The Return of an Epoch
Alfredo Fernandez
Attending the concert of singer Ivette Cepeda on Thursday, December 30, was to return to another time. We knew this thanks to the voice of a woman who — without being promoted in the Cuban media — packed Havana’s Mella Theater.
In a concert with a prismatic repertoire, the singer performed marvelously before an audience that included movie actors Deysi Granado and Alberto Pujols, as well as pianist Frank Fernandez and other renowned Cuban artists.
Cepeda’s voice returned us suddenly to some Havana night in the 1950s, when this was a city teeming with excellent singers and there were as many cabarets as in New York or Paris – without exaggerating.

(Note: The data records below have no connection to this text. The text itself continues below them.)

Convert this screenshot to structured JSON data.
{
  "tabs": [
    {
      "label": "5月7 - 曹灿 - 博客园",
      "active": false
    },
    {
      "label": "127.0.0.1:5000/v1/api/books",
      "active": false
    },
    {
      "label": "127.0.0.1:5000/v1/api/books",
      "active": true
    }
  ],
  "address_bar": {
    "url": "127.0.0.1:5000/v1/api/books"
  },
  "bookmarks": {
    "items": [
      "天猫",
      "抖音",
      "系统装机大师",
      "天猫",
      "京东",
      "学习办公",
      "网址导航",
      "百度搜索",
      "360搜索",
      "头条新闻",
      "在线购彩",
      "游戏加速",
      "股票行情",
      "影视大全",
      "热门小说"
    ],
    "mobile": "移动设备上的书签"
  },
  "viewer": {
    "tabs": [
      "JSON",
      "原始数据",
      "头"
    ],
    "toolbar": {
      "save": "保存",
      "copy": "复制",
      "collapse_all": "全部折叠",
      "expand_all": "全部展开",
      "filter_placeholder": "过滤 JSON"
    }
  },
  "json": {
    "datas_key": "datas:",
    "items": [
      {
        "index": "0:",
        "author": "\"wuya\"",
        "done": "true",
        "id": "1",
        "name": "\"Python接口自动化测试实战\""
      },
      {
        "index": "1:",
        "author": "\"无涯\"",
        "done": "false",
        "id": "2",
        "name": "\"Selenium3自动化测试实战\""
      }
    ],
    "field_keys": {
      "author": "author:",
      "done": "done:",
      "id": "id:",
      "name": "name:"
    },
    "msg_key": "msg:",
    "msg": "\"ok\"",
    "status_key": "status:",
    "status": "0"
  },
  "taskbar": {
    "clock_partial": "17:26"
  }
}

La Lupe, Freddy, Las de Aida, Blanca Rosa Gil and others used to be the delight of regulars. And while that element of Havana has disappeared (though it’s also collected in the work of writer Guillermo Goatherd Infante), today it seems to be returning in the most unsuspected way: through a voice.
Somehow Ivette Cepeda summed up all the singers of an age. Our astonishment was discovering she is a neophyte with regard to music since she was a school teacher for seventeen years.
La Lupe, Freddy, Elena Burke…, they can rest in peace after having been given the mass they truly deserved: a surging voice that leaves no room for doubt about her ability to sing boleros, trova or son.
Cuba has always been a country of great singers, which was clearly confirmed when the invitation from Ivette Cepeda allowed us to return to the nights of cabaret. The singer gave us back that touch of Cuban culture that had fallen from favor over fifty years.